1. The clock’s Lorentz factor is $1.25$.
2. The clock reads $8.00\times {10}^{-7}\text{s}$ as it passes $\mathrm{x}=180\text{\hspace{0.17em}m}$.

Step-by-step solution

The Lorentz factor

The formula of the Lorentz factor is $\mathbf{\gamma }\mathbf{=}\frac{\mathbf{1}}{\sqrt{\mathbf{1}\mathbf{-}{\mathbf{\beta }}^{\mathbf{2}}}}$, where$\mathbf{\beta }$ is the speed parameter.

Find Lorentz factor

(a)

Here, given that $\mathrm{v}=0.600\mathrm{c}$. So, the speed parameter becomes $\mathrm{\beta }=\frac{\mathrm{v}}{\mathrm{c}}=0.600$.
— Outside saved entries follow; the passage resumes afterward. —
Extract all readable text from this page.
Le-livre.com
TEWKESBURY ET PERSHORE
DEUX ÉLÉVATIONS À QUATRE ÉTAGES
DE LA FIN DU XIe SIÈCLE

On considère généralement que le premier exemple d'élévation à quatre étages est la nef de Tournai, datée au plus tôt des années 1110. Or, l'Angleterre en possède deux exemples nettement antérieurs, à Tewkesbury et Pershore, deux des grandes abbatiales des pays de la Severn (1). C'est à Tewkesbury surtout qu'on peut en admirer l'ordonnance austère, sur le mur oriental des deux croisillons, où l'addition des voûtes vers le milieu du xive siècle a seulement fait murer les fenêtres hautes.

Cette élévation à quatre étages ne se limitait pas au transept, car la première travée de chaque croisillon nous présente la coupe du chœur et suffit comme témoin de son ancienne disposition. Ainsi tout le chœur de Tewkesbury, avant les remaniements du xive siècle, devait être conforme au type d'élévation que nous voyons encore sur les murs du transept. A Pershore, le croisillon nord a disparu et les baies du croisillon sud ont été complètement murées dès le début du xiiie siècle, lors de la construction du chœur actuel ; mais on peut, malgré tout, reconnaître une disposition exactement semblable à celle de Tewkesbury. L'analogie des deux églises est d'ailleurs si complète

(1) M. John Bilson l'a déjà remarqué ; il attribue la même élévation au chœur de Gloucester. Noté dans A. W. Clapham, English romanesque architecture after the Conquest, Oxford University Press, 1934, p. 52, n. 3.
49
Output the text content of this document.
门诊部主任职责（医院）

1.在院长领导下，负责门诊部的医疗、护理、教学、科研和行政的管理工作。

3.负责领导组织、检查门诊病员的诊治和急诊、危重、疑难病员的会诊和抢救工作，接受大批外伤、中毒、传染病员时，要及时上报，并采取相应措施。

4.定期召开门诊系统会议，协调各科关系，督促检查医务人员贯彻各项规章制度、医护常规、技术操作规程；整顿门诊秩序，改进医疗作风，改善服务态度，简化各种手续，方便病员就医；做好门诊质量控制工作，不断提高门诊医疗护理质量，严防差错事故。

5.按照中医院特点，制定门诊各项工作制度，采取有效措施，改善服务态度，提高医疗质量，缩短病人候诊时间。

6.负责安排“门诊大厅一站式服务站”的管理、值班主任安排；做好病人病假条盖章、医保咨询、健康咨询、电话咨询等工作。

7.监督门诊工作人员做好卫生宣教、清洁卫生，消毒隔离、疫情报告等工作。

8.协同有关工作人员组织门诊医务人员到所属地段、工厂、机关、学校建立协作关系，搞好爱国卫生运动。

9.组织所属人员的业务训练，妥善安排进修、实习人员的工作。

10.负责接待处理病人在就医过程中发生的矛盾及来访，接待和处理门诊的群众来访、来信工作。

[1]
The Lorentz factor can be calculated as follows:

$\begin{array}{c}\mathrm{\gamma }=\frac{1}{\sqrt{1-{\mathrm{\beta }}^2}}\\ =\frac{1}{\sqrt{1-{\left(0.600\right)}^2}}\\ =1.25\end{array}$

Thus, the value of Lorentz factor of the clock is $1.25$.

The reading in the clock

(b)

The time reading in the clock to travel from the origin to $x=180\text{\hspace{0.17em}m}$in the unprimed frame is given by:

$\begin{array}{c}\mathrm{t}=\frac{\mathrm{x}}{\mathrm{v}}\\ =\frac{180}{0.600(3.00\times {10}^8\text{\hspace{0.17em}m/s})}\\ =1.00\times {10}^{-6}\text{\hspace{0.17em}s}\end{array}$

Here, the reading is taken by the clock itself between two events. So, the reading on the clock at $\mathrm{x}=180$is:

$\begin{array}{c}{\mathrm{t}}^{\text{'}}=\frac{\mathrm{t}}{\mathrm{\gamma }}\\ =\frac{1.00\times {10}^{-6}}{1.25}\\ =8.00\times {10}^{-7}\text{\hspace{0.17em}s}\end{array}$

Thus, the reading on the clock is $8.00\times {10}^{-7}\text{\hspace{0.17em}s}$.